Au demeurant, on peut fort bien trouver ailleurs que dans des archives l'exemple d'un système de déplacement qui accorde une part essentielle aux usagers vulnérables. Les Pays-Bas, le royaume du vélo, sont tout indiqués pour ce faire. La mortalité routière y est stable depuis 2010, et les cyclistes représentent plus d'un tiers des décès, avec une part croissante. Et en 2020, plus de deux tiers des blessés hospitalisés étaient des cyclistes ; 83 % d'entre eux étaient victimes d’accidents n'impliquant pas de véhicules motorisés.
En d'autres termes, encourager le développement de l'usage du
vélo et poursuivre la chimère d'une route sûre, sans victimes
autres que légères, revient à se donner deux objectifs
mutuellement exclusifs, ce qui n'empêche nullement les
institutions européennes de les mener, de front. La vision zéro
implique de transformer les humains en êtres immortels et
invulnérables : en dieux, en somme.
Se fixer un but inaccessible mais de très long terme permet de
justifier paresseusement l'activité d'un complexe
législato-administratif et de tous ceux qui y prennent part en y
trouvant des rémunérations diverses et pas seulement pécuniaires,
des chercheurs aux militants, des politiques aux fonctionnaires,
des journalistes aux législateurs. Le zéro, phytosanitaire ou
accident mortel, production de gaz à effet de serre ou pollution
atmosphérique, virus ou matières grasses, bâtiment mal isolé ou
construit sur un terrain agricole, est devenu l'horizon par
définition indépassable, et contraignant, de toute politique
publique. Et qu'elles se dotent d'un terme lointain ne fait pas de
ces politiques des objets sans danger, ne serait-ce que parce que,
trivialement, on se rapproche en permanence de l'échéance prévue.

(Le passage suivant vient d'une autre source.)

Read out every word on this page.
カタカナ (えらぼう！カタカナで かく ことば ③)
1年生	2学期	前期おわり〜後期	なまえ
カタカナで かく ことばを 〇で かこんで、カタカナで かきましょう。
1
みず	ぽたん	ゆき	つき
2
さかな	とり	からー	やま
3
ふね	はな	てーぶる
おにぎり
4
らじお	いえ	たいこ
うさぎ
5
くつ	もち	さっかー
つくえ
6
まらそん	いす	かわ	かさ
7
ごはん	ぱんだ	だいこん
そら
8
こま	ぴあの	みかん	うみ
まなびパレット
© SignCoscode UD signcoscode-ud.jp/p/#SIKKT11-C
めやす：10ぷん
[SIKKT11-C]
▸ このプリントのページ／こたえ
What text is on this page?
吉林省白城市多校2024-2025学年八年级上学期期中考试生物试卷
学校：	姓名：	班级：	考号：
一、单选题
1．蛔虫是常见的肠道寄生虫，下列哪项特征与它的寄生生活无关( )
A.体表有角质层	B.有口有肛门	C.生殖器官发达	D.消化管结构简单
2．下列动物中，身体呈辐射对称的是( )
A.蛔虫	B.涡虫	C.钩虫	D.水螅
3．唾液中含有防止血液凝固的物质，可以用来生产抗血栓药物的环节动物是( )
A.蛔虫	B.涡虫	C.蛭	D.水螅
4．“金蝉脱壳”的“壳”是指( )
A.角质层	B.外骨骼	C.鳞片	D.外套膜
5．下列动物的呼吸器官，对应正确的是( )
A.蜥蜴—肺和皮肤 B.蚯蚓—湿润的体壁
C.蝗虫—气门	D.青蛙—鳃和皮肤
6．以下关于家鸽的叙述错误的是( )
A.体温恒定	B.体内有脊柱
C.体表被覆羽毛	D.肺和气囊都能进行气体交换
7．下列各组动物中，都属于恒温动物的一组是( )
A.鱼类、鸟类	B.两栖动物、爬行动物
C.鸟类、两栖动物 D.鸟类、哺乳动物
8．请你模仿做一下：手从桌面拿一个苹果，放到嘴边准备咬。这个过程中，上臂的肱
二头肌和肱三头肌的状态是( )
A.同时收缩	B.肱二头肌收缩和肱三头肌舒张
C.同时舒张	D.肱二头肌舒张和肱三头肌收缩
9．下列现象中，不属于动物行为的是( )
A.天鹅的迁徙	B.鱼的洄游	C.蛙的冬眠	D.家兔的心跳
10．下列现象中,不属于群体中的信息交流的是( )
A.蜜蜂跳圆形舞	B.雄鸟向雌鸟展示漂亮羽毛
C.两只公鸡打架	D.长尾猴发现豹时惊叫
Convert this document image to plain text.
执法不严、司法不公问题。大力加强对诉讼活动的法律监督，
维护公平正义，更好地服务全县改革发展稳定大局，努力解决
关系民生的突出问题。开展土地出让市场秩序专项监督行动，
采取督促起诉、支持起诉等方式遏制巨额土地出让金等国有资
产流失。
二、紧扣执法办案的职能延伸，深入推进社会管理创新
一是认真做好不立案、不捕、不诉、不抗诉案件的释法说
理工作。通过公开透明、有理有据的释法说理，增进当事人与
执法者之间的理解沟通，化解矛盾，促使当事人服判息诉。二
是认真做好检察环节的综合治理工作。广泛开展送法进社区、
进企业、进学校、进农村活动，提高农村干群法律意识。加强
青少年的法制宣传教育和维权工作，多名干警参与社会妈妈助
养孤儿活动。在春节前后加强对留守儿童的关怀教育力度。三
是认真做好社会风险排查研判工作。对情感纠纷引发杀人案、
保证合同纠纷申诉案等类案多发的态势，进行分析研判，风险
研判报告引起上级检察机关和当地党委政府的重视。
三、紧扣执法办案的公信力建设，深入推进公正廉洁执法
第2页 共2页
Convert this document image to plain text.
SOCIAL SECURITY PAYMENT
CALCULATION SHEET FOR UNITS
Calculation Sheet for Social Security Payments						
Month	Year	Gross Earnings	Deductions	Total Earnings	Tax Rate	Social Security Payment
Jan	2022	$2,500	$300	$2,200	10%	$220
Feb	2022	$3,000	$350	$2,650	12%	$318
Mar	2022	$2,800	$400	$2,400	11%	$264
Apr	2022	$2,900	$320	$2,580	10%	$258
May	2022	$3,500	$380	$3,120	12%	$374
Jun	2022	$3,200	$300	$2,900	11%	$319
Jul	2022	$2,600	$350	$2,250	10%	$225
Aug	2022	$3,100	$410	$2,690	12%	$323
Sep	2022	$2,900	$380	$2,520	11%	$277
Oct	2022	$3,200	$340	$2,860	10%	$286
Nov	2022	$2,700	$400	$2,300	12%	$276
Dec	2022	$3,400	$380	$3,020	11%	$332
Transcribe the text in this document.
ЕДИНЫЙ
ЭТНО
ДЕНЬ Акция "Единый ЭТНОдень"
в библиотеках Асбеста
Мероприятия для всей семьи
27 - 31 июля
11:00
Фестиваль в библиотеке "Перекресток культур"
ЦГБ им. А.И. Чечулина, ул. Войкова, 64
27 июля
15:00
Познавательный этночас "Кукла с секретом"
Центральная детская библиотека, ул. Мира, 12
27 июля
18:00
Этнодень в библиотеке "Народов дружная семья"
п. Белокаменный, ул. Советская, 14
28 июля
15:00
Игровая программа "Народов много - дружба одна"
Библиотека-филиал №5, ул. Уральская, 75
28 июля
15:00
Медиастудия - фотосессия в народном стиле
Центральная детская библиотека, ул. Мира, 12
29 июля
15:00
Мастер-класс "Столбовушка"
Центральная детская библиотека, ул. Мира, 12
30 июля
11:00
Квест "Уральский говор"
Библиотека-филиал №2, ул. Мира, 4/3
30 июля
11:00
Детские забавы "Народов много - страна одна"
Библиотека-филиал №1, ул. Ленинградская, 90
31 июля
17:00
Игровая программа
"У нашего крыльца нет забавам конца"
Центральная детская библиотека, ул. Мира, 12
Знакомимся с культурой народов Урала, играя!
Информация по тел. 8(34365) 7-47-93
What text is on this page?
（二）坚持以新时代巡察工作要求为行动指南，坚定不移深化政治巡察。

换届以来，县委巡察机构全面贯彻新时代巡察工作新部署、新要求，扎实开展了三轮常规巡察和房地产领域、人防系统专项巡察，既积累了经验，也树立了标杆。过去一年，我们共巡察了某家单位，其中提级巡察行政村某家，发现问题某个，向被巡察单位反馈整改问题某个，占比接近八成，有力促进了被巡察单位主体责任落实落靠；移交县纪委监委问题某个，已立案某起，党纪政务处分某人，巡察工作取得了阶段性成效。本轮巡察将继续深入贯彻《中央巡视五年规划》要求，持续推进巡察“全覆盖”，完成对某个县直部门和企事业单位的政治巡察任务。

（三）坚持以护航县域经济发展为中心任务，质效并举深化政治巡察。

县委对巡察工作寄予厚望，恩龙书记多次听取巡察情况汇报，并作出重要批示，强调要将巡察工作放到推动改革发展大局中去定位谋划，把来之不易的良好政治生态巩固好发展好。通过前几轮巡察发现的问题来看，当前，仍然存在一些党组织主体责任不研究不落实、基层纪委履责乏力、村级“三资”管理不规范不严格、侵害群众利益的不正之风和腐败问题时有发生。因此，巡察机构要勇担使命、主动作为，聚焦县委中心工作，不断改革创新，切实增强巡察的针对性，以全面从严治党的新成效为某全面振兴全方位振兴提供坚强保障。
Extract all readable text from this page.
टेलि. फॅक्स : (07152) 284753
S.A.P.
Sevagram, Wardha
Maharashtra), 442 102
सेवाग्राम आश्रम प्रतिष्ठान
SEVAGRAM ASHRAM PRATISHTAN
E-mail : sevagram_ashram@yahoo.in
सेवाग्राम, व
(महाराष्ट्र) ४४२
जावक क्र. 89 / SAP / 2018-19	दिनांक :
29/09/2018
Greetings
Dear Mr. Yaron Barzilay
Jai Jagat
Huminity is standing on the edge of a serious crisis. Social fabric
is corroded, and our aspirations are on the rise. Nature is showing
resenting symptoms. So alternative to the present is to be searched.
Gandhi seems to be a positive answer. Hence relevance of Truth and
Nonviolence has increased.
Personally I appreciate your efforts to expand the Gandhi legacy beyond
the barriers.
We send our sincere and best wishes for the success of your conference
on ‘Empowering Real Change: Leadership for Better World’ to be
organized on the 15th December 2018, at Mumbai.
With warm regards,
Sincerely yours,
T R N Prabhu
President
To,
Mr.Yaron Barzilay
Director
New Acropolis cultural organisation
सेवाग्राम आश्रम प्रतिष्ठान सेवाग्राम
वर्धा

Quand celle-ci se profile et dévoile, comme par exemple avec les
zones à faibles émissions, l'ampleur de conséquences pourtant prévues dès le départ,
il ne reste qu'à capituler le plus discrètement possible. On
souhaiterait ardemment retrouver un peu de pragmatisme, et de bon
sens ; mais, à l'échelon national comme européen, la
représentation des citoyens a perdu tout intérêt pour la réalité,
et se satisfait pleinement de gérer l'imaginaire.